Les satellites d'observation d'Astrium sont au top niveau en matière de détection. Ils embarquent des capteurs d'image développés à l'Institut supérieur de l'aéronautique et de l'espace (Isae, 11e de notre classement). Impossible en effet de passer outre cette école dans le domaine aérospatial. Vivier de recrutement pour les entreprises, elle est présente au sein du pôle de compétitivité Aerospace valley, et tisse des liens avec les PME et les entreprises de taille intermédiaire du secteur, au cours de journées de rencontres organisées avec ses étudiants.

La collaboration entre l'Isae et les grands groupes - EADS, Thales, Airbus, Safran, Eurocopter - se fait au travers du Conseil de l'industrie, une instance de dialogue où les industriels orientent la politique scientifique de l'école.

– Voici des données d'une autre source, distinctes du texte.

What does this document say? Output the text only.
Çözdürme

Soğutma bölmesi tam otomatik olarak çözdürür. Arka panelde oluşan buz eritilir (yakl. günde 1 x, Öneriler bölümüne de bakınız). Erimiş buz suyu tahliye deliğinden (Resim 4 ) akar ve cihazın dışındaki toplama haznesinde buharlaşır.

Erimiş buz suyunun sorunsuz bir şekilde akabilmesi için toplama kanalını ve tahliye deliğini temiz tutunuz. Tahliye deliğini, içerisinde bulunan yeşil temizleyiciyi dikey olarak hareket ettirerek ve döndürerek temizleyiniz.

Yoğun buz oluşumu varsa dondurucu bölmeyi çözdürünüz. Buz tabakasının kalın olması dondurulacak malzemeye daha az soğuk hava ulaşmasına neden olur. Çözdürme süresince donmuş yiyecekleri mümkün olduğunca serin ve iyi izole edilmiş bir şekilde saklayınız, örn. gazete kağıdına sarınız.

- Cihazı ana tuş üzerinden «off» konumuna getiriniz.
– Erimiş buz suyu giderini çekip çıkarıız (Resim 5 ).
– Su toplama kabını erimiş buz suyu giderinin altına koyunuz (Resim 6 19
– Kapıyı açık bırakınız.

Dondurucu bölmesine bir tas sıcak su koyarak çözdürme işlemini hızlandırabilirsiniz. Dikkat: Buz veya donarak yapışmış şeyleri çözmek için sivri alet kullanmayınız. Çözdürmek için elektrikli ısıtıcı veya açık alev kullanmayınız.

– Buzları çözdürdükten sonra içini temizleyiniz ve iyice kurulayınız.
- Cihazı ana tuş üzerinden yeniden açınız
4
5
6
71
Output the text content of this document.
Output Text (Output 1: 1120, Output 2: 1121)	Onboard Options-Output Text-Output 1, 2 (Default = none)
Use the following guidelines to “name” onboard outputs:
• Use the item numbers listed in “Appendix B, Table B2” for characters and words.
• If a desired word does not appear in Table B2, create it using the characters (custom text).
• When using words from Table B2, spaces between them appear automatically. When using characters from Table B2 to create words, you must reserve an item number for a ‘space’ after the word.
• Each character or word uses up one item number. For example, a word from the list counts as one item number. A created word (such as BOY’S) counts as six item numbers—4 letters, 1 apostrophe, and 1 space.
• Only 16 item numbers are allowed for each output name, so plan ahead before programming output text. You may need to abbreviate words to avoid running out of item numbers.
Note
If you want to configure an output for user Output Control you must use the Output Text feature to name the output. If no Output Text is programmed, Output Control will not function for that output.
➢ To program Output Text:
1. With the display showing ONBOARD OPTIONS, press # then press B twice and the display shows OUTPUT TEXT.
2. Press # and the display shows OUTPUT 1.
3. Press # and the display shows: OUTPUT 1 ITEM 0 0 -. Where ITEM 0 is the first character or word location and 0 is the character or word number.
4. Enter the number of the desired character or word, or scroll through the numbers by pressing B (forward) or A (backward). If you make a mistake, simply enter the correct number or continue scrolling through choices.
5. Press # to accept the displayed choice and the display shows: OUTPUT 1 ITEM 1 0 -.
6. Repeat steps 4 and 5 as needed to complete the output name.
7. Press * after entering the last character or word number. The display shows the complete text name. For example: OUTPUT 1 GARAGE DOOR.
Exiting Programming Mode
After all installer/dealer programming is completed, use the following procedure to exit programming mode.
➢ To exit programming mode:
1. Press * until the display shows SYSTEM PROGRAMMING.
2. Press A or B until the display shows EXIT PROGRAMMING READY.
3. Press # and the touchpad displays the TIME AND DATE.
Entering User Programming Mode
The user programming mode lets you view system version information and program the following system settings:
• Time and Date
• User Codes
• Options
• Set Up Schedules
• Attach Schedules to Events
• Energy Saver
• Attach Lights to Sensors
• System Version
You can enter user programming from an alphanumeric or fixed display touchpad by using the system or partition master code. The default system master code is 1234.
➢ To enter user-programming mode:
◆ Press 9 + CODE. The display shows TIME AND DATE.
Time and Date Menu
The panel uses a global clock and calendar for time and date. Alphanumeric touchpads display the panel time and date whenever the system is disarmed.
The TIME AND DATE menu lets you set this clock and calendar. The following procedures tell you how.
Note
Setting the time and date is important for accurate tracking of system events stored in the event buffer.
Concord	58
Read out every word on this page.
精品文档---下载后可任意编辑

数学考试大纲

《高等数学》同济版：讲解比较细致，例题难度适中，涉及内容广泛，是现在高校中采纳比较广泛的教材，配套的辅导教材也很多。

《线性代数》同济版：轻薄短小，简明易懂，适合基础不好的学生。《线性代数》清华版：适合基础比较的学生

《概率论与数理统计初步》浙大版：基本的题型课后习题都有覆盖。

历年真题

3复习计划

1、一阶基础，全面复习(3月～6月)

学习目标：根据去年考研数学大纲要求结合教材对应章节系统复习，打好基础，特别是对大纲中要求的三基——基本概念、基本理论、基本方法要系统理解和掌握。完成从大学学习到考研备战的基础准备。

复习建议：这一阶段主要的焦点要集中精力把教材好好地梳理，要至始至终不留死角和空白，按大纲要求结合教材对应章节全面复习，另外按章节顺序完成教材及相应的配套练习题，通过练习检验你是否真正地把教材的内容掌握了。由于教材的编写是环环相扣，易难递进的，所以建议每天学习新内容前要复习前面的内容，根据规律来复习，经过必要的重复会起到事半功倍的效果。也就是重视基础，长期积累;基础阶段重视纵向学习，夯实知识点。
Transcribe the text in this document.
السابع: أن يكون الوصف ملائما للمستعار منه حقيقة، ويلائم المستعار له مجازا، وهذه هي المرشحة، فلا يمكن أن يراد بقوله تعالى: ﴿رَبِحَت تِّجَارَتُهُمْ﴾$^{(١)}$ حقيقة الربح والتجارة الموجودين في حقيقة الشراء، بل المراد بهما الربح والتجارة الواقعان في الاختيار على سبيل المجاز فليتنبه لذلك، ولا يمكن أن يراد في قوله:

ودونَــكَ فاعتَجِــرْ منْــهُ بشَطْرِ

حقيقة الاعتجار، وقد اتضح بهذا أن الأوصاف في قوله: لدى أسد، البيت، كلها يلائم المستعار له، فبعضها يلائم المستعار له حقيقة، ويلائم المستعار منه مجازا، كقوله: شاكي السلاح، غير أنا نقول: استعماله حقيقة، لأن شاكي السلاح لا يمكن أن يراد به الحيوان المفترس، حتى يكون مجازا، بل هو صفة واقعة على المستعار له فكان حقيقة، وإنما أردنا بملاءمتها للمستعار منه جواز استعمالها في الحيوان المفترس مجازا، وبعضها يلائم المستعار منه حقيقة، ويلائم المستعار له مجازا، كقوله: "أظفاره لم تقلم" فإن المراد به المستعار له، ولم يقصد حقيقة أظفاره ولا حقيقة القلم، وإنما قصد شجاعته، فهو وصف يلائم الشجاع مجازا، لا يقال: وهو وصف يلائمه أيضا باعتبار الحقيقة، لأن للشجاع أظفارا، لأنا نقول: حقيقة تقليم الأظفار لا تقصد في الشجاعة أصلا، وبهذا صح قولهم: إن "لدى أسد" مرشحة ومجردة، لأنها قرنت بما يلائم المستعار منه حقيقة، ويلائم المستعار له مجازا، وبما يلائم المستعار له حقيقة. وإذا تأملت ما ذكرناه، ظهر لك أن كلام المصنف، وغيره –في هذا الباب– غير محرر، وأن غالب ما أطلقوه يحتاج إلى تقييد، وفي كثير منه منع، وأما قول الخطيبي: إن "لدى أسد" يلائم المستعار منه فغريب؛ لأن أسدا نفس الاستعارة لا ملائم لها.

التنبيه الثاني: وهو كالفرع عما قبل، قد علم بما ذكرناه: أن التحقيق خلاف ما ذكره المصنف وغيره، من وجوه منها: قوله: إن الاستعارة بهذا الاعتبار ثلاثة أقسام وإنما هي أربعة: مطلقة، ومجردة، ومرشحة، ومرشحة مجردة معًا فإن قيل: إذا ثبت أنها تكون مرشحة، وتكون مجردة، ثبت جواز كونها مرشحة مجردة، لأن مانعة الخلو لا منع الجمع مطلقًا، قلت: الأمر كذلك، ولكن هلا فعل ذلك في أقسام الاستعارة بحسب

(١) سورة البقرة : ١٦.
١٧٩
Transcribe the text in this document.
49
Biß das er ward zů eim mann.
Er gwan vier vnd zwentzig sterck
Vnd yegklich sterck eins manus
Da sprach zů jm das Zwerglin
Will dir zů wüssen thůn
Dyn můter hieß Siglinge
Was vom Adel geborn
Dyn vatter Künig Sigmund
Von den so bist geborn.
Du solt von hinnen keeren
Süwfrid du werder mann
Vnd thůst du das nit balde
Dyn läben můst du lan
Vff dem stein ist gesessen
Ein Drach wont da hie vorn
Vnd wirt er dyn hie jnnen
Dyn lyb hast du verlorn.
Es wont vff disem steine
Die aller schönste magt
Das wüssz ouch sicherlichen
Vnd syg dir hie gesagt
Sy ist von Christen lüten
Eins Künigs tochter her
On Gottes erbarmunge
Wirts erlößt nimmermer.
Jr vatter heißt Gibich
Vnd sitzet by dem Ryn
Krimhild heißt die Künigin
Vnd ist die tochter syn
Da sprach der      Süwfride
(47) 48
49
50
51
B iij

C'est dans ce cadre qu'Astrium, Matra à l'époque, repère au milieu des années 1990 des recherches prometteuses sur les imageurs Cmos, des capteurs à même de concurrencer la technologie CCD. Le spécialiste français du spatial finance les recherches de l'Isae dès 1998. « L'équipe Cimi (Conception d'imageurs matriciels intégrés) avait à l'époque les bonnes compétences pour démarrer l'étude sur les besoins spatiaux », témoigne Thierry Duhamel, directeur R&D adjoint de la division satellites d'Astrium. Depuis, la technologie Cmos a intégré nombre d'appareils électroniques, des caméras de téléphones portables aux appareils photo reflex. Mais ceux embarqués dans les satellites sont autrement plus sophistiqués : « les détecteurs Cmos placés en orbite ont des performances intrinsèques plus élevées, ainsi qu'un haut degré de résistance aux radiations », explique Thierry Duhamel.

L'originalité du partenariat tient à l'implication des chercheurs dans l'activité de développement. L'équipe de huit personnes maîtrise l'ensemble de la chaîne de production des capteurs Cmos : « le cahier des charges est fixé et transmis au fabricant, et au retour le détecteur est qualifié, caractérisé en termes de performances », souligne Frédéric Thivet, directeur des recherches à l'Isae. L'industriel n'a alors plus qu'à intégrer le capteur à son outil d'imagerie.

Les contrats signés avec Astrium profitent aussi à l'école

Plus de dix ans après les premiers échanges avec Astrium, une chaire industrielle est née pour fixer les moyens financiers et humains investis par les deux parties. Et la technologie Cmos a fait d'énormes progrès : les imageurs sont plus petits, intègrent le traitement du signal, et ont une résolution beaucoup plus fine. L'école profite de retombées financières quand Astrium conclut des contrats avec ses clients. Comme en 2010, lorsque l'industriel a vendu le satellite d'observation des océans COMS à la Corée-du-Sud, embarquant un capteur Cmos. Ou encore, dans le cadre d'un programme européen de surveillance de l'environnement pour le compte de l'Agence spatiale européenne (Esa), pour lequel Astrium prépare actuellement la deuxième génération de satellites, équipée des imageurs doublés d'un filtre infrarouge.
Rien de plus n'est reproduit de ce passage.